Overview of the Southern Border Course
The southern border of the United States, stretching from California to Florida, is the longest physical divide between the First and the Third Worlds. The border is a cultural mosaic, a zone that abruptly brings together diverse experiences from the North and the South. It is also a place where one can see larger social, economic, and political processes at work on both sides of the boundary. This course will look at the southern border from both these perspectives: as a distinct landscape where North-South relations take on a specific spatial and cultural dimension; and as a broader region which has seen the emergence of many issues of national significance, such as bilingual education, immigration, ethnic politics, remittances and free trade.

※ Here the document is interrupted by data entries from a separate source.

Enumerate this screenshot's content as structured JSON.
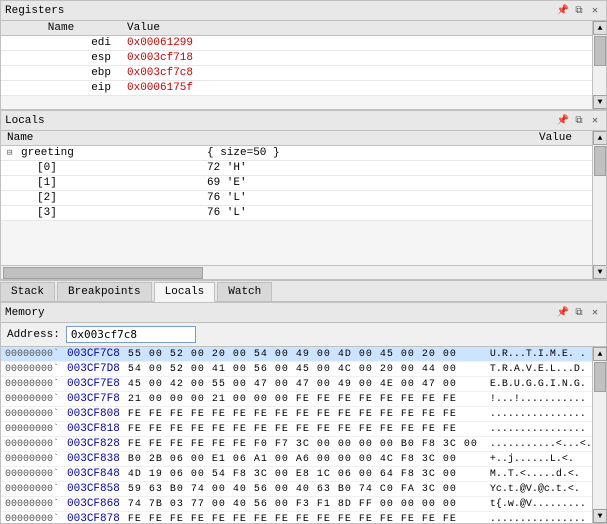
{
  "registers": {
    "title": "Registers",
    "columns": [
      "Name",
      "Value"
    ],
    "rows": [
      {
        "name": "edi",
        "value": "0x00061299",
        "color": "red"
      },
      {
        "name": "esp",
        "value": "0x003cf718",
        "color": "red"
      },
      {
        "name": "ebp",
        "value": "0x003cf7c8",
        "color": "red"
      },
      {
        "name": "eip",
        "value": "0x0006175f",
        "color": "red"
      }
    ]
  },
  "locals": {
    "title": "Locals",
    "columns": [
      "Name",
      "Value"
    ],
    "rows": [
      {
        "indent": 0,
        "expand": true,
        "name": "greeting",
        "value": "{ size=50 }"
      },
      {
        "indent": 1,
        "name": "[0]",
        "value": "72 'H'"
      },
      {
        "indent": 1,
        "name": "[1]",
        "value": "69 'E'"
      },
      {
        "indent": 1,
        "name": "[2]",
        "value": "76 'L'"
      },
      {
        "indent": 1,
        "name": "[3]",
        "value": "76 'L'"
      }
    ]
  },
  "tabs": [
    "Stack",
    "Breakpoints",
    "Locals",
    "Watch"
  ],
  "active_tab": "Locals",
  "memory": {
    "title": "Memory",
    "address_label": "Address:",
    "address_value": "0x003cf7c8",
    "rows": [
      {
        "addr1": "00000000`",
        "addr2": "003CF7C8",
        "hex": "55 00 52 00 20 00 54 00 49 00 4D 00 45 00 20 00",
        "ascii": "U.R...T.I.M.E. .",
        "highlight": true
      },
      {
        "addr1": "00000000`",
        "addr2": "003CF7D8",
        "hex": "54 00 52 00 41 00 56 00 45 00 4C 00 20 00 44 00",
        "ascii": "T.R.A.V.E.L...D.",
        "highlight": false
      },
      {
        "addr1": "00000000`",
        "addr2": "003CF7E8",
        "hex": "45 00 42 00 55 00 47 00 47 00 49 00 4E 00 47 00",
        "ascii": "E.B.U.G.G.I.N.G.",
        "highlight": false
      },
      {
        "addr1": "00000000`",
        "addr2": "003CF7F8",
        "hex": "21 00 00 00 21 00 00 00 FE FE FE FE FE FE FE FE",
        "ascii": "!...!...........",
        "highlight": false
      },
      {
        "addr1": "00000000`",
        "addr2": "003CF808",
        "hex": "FE FE FE FE FE FE FE FE FE FE FE FE FE FE FE FE",
        "ascii": "................",
        "highlight": false
      },
      {
        "addr1": "00000000`",
        "addr2": "003CF818",
        "hex": "FE FE FE FE FE FE FE FE FE FE FE FE FE FE FE FE",
        "ascii": "................",
        "highlight": false
      },
      {
        "addr1": "00000000`",
        "addr2": "003CF828",
        "hex": "FE FE FE FE FE FE F0 F7 3C 00 00 00 00 B0 F8 3C 00",
        "ascii": "...........<...<.",
        "highlight": false
      },
      {
        "addr1": "00000000`",
        "addr2": "003CF838",
        "hex": "B0 2B 06 00 E1 06 A1 00 A6 00 00 00 4C F8 3C 00",
        "ascii": "+..j......L.<.",
        "highlight": false
      },
      {
        "addr1": "00000000`",
        "addr2": "003CF848",
        "hex": "4D 19 06 00 54 F8 3C 00 E8 1C 06 00 64 F8 3C 00",
        "ascii": "M..T.<.....d.<.",
        "highlight": false
      },
      {
        "addr1": "00000000`",
        "addr2": "003CF858",
        "hex": "59 63 B0 74 00 40 56 00 40 63 B0 74 C0 FA 3C 00",
        "ascii": "Yc.t.@V.@c.t.<.",
        "highlight": false
      },
      {
        "addr1": "00000000`",
        "addr2": "003CF868",
        "hex": "74 7B 03 77 00 40 56 00 F3 F1 8D FF 00 00 00 00",
        "ascii": "t{.w.@V.........",
        "highlight": false
      },
      {
        "addr1": "00000000`",
        "addr2": "003CF878",
        "hex": "FE FE FE FE FE FE FE FE FE FE FE FE FE FE FE FE",
        "ascii": "................",
        "highlight": false
      }
    ]
  }
}
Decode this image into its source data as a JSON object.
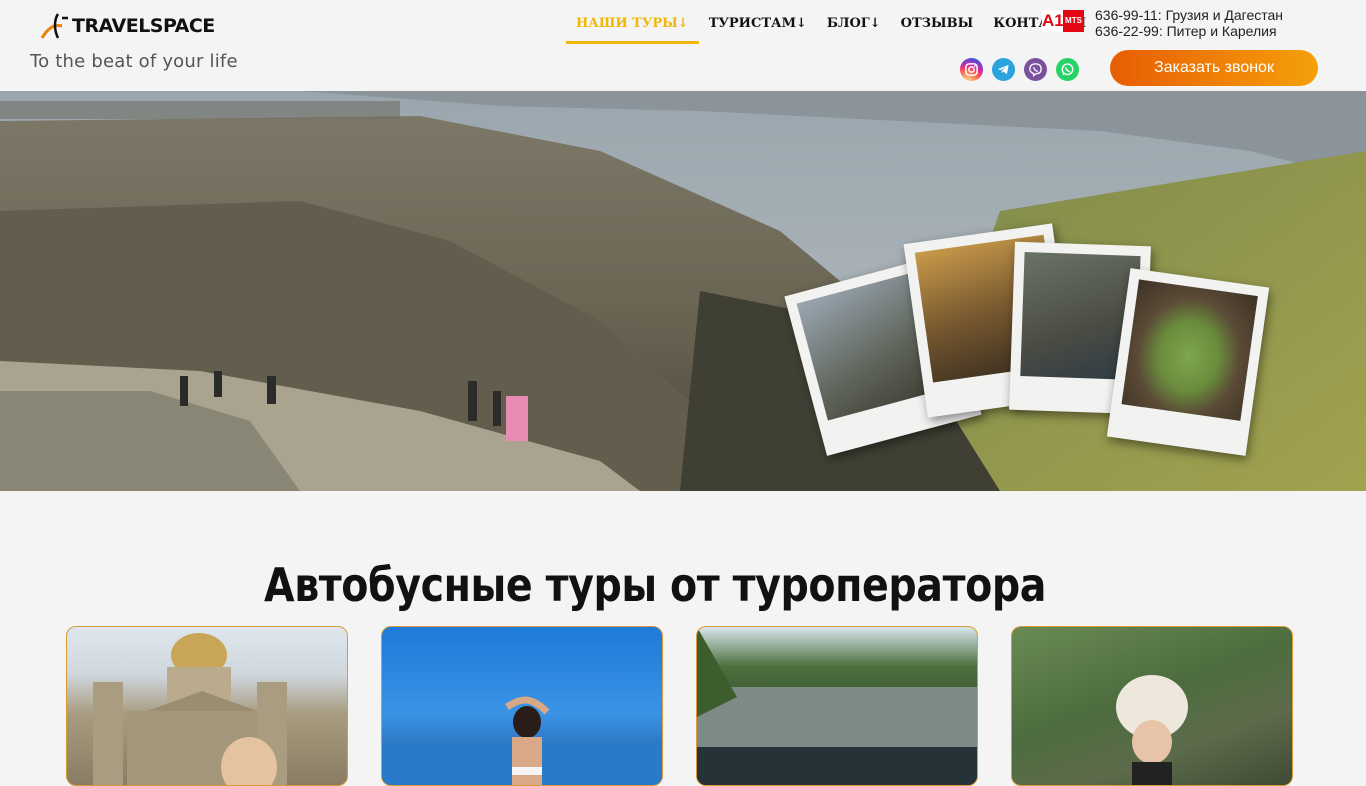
{
  "header": {
    "logo_text": "TRAVELSPACE",
    "tagline": "To the beat of your life",
    "nav": [
      {
        "label": "НАШИ ТУРЫ↓",
        "active": true
      },
      {
        "label": "ТУРИСТАМ↓",
        "active": false
      },
      {
        "label": "БЛОГ↓",
        "active": false
      },
      {
        "label": "ОТЗЫВЫ",
        "active": false
      },
      {
        "label": "КОНТАКТЫ",
        "active": false
      }
    ],
    "operator_logo": {
      "a1": "A1",
      "mts": "MTS"
    },
    "phones": [
      "636-99-11: Грузия и Дагестан",
      "636-22-99: Питер и Карелия"
    ],
    "socials": [
      "instagram-icon",
      "telegram-icon",
      "viber-icon",
      "whatsapp-icon"
    ],
    "callback_button": "Заказать звонок"
  },
  "colors": {
    "accent": "#f2b705",
    "button_start": "#e85d04",
    "button_end": "#f5a00a",
    "card_border": "#d99a3a"
  },
  "main": {
    "section_title": "Автобусные туры от туроператора",
    "cards": [
      {
        "image": "saint-isaacs-cathedral-photo"
      },
      {
        "image": "woman-by-sea-photo"
      },
      {
        "image": "karelia-marble-canyon-photo"
      },
      {
        "image": "woman-in-papakha-mountains-photo"
      }
    ]
  }
}
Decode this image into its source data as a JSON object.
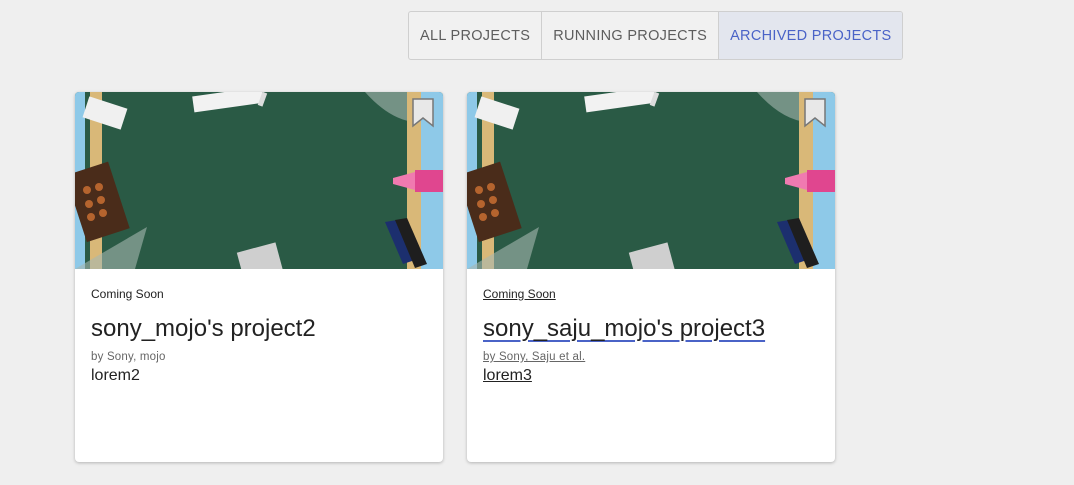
{
  "tabs": [
    {
      "label": "ALL PROJECTS",
      "active": false
    },
    {
      "label": "RUNNING PROJECTS",
      "active": false
    },
    {
      "label": "ARCHIVED PROJECTS",
      "active": true
    }
  ],
  "colors": {
    "accent": "#4a63c7",
    "chalkboard": "#2a5a45",
    "background": "#efefef"
  },
  "cards": [
    {
      "status": "Coming Soon",
      "title": "sony_mojo's project2",
      "byline": "by Sony, mojo",
      "description": "lorem2",
      "image": "chalkboard-with-school-supplies",
      "icon": "bookmark-icon"
    },
    {
      "status": "Coming Soon",
      "title": "sony_saju_mojo's project3",
      "byline": "by Sony, Saju et al.",
      "description": "lorem3",
      "image": "chalkboard-with-school-supplies",
      "icon": "bookmark-icon"
    }
  ]
}
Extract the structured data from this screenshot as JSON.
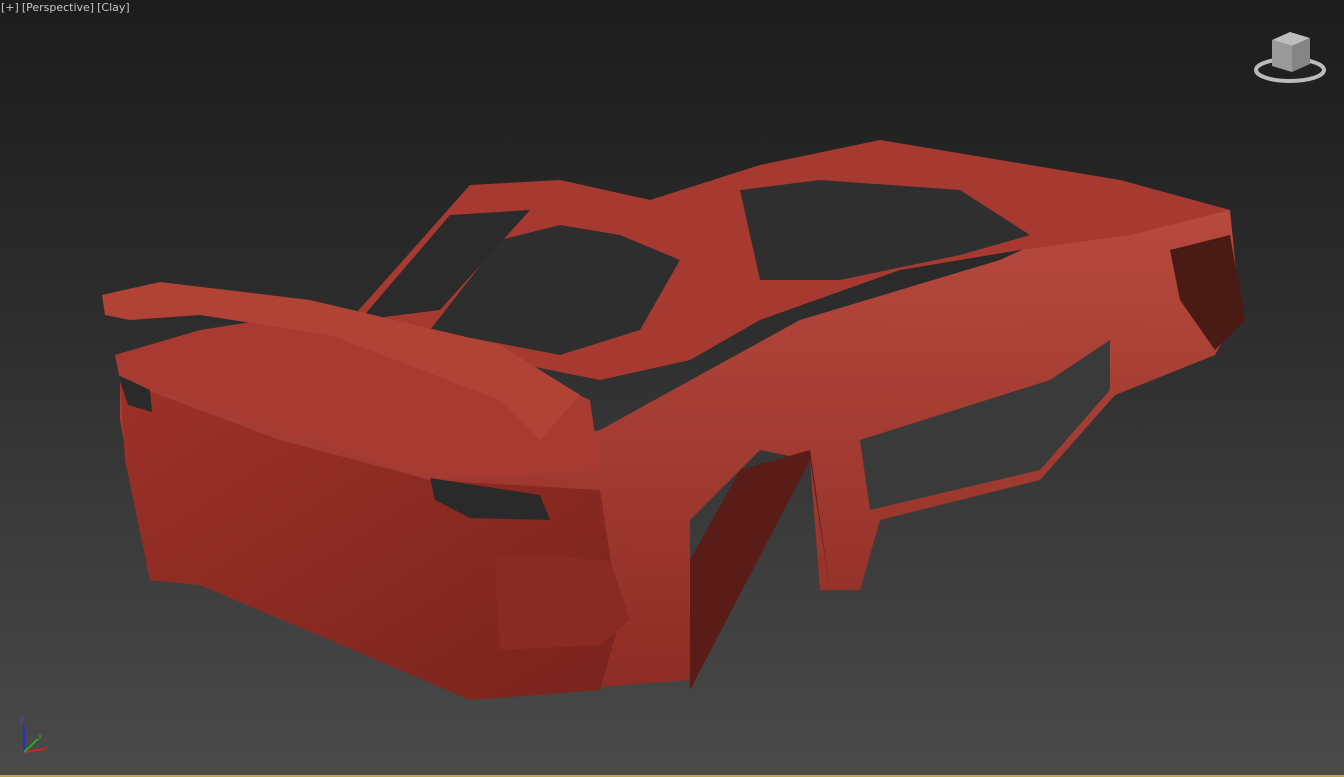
{
  "viewport": {
    "menu_plus": "[+]",
    "view_mode": "[Perspective]",
    "shading_mode": "[Clay]"
  },
  "axis_gizmo": {
    "z": "z",
    "x": "x",
    "y": "y"
  },
  "colors": {
    "clay": "#a63a30",
    "clay_dark": "#6e231d",
    "clay_light": "#c0544a",
    "accent_border": "#b9a24a"
  }
}
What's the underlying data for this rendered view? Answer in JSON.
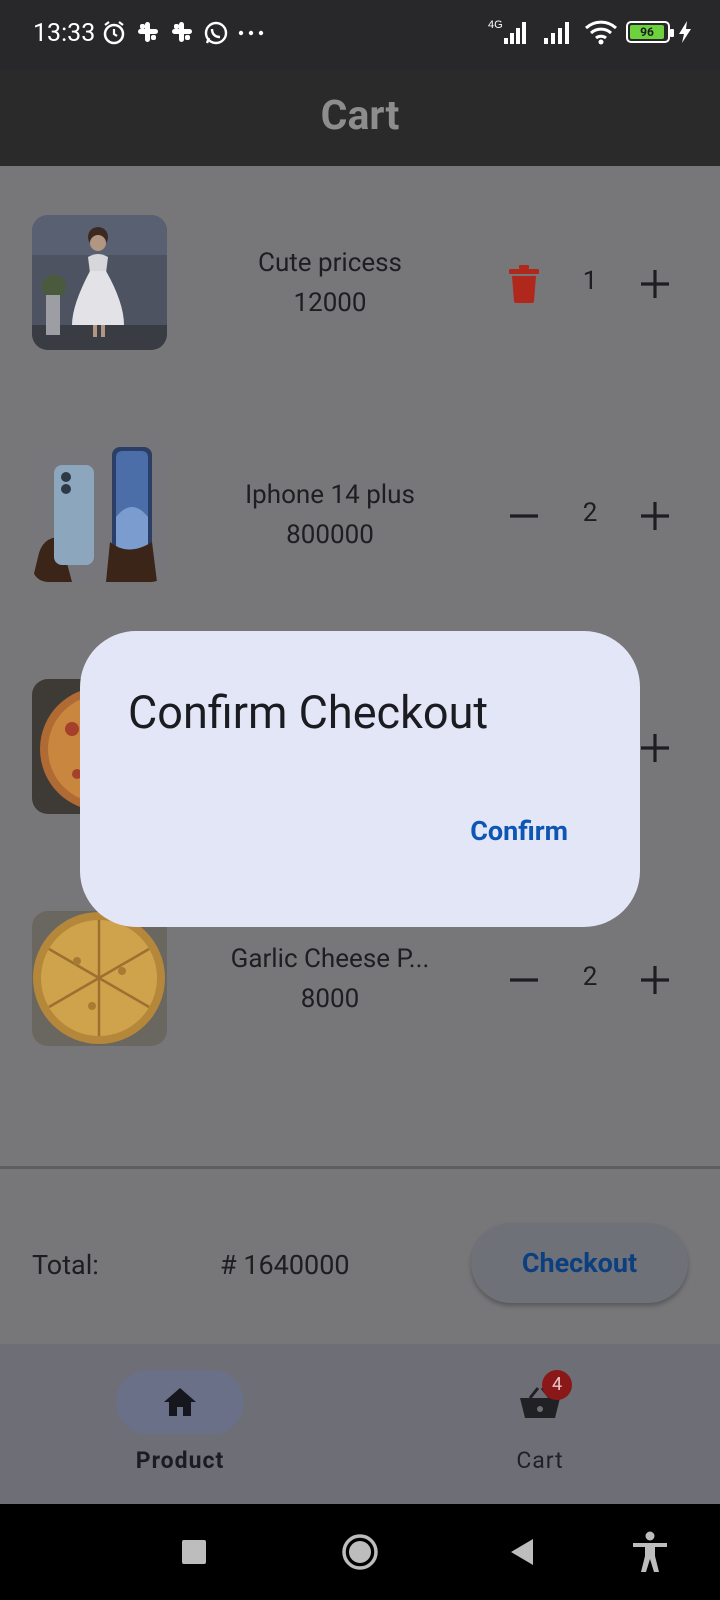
{
  "status_bar": {
    "time": "13:33",
    "network": "4G",
    "battery": "96"
  },
  "app_bar": {
    "title": "Cart"
  },
  "items": [
    {
      "name": "Cute pricess",
      "price": "12000",
      "qty": "1",
      "left_action": "delete"
    },
    {
      "name": "Iphone 14 plus",
      "price": "800000",
      "qty": "2",
      "left_action": "minus"
    },
    {
      "name": "",
      "price": "",
      "qty": "",
      "left_action": "hidden"
    },
    {
      "name": "Garlic Cheese P...",
      "price": "8000",
      "qty": "2",
      "left_action": "minus"
    }
  ],
  "total": {
    "label": "Total:",
    "value": "# 1640000"
  },
  "checkout_label": "Checkout",
  "bottom_nav": {
    "product_label": "Product",
    "cart_label": "Cart",
    "cart_badge": "4"
  },
  "dialog": {
    "title": "Confirm Checkout",
    "confirm_label": "Confirm"
  },
  "colors": {
    "scrim": "#777679",
    "dialog_bg": "#e3e6f6",
    "accent": "#0d56b4",
    "delete": "#b0281c",
    "badge": "#8a1818"
  }
}
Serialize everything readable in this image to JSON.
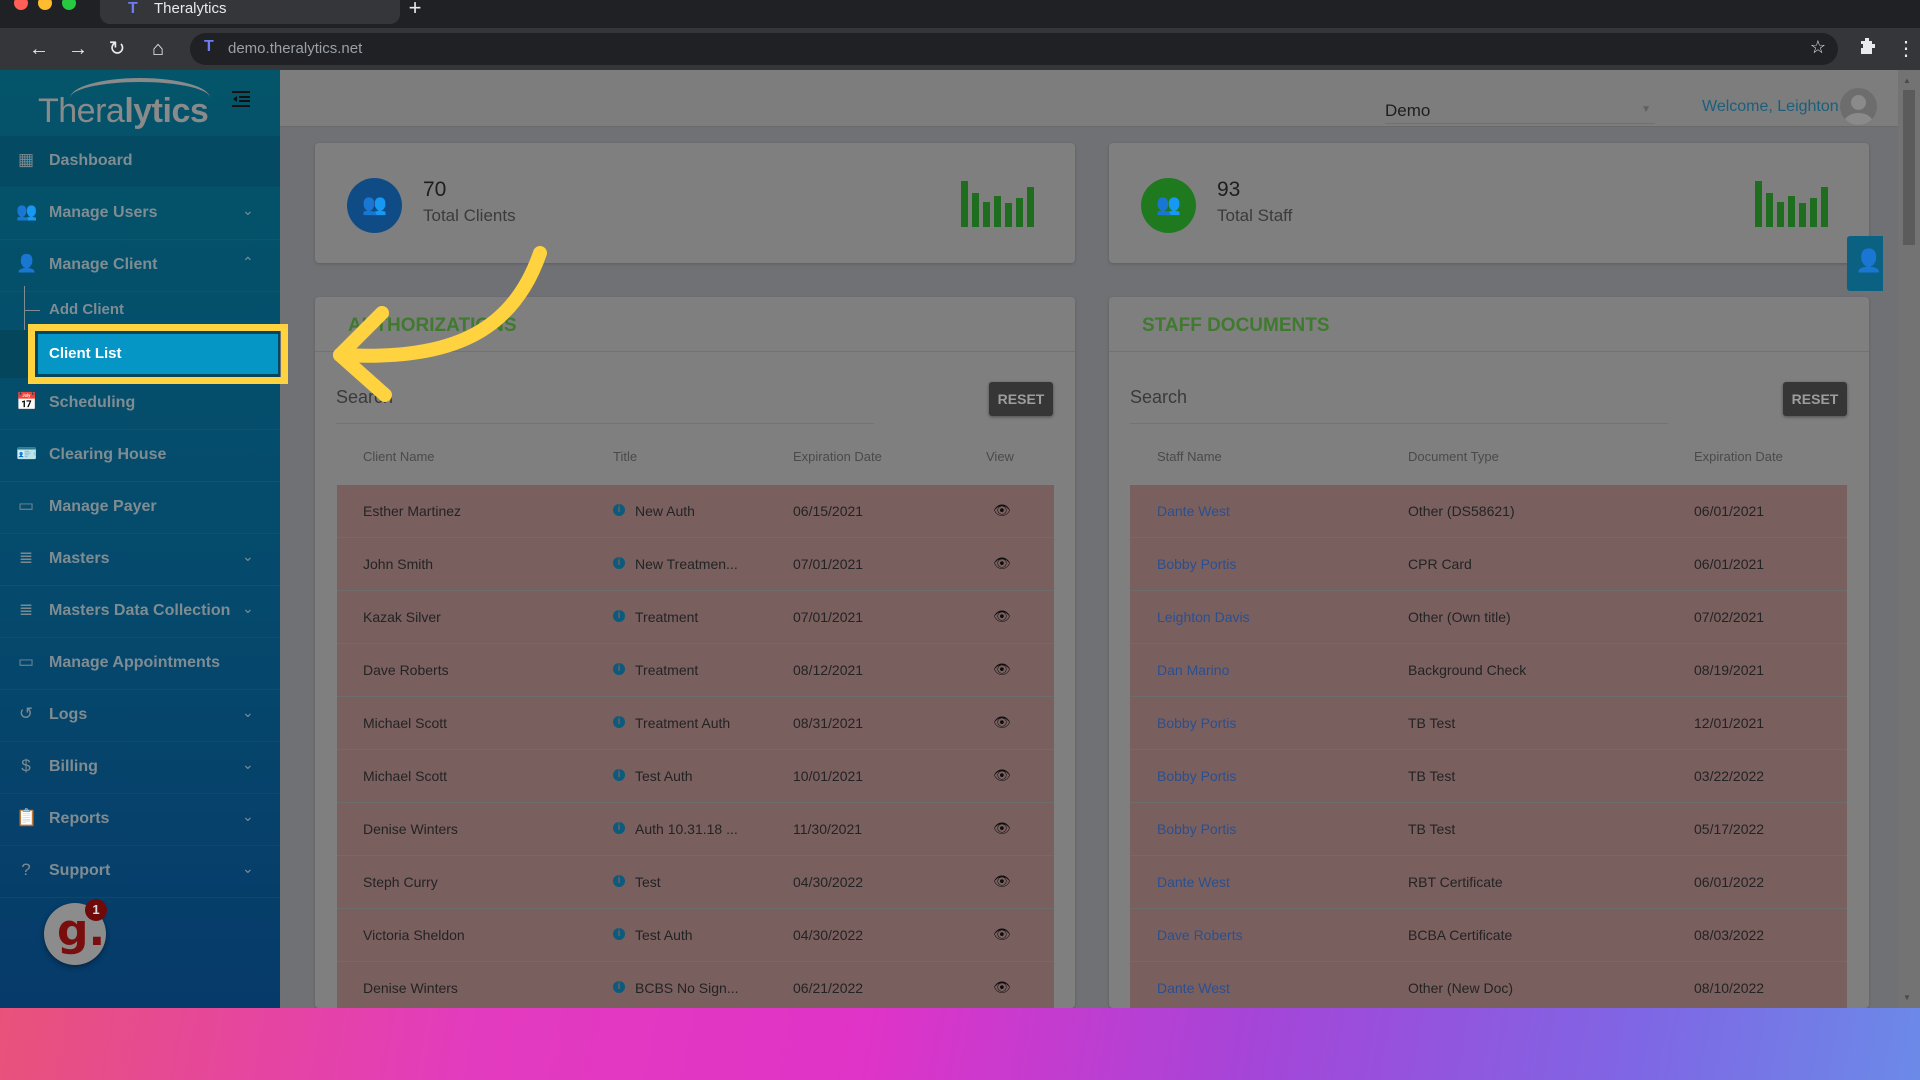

While many patterns of change were established during the nineteenth century, the century has brought new dimensions of economic expansion, transforming the border region. A restructuring of regional economic and political power caused a tilting of capital, resources, and population toward the previously less-settled zones of the South and Southwest of the US and to the northern frontier of Mexico. This transformation has been accompanied by changes in immigration patterns; the contemporary shift in immigration sources from the Atlantic Rim to the Pacific Rim and the Caribbean has been dramatic. The border states have felt these changes keenly. Areas such as California, Texas, and Florida have become important centers for international trade, as well as gateways for new immigrants and refugees. Since 1950, the frontier zone between the United States and Mexico has been transformed into the most heavily populated border region in the world; by the turn of the century, some ten million people will inhabit this new urban corridor. Cities such as Miami and Los Angeles, the east and west anchors of the new immigration, have emerged as urban centers of intense diversity and sometimes conflict.
In this course we will trace the origins of the changes that have defined today's southern border. After this historical overview, we will look critically at debates on immigration reform, education, trade, and politics as well as new cultural and political identities in the border regions.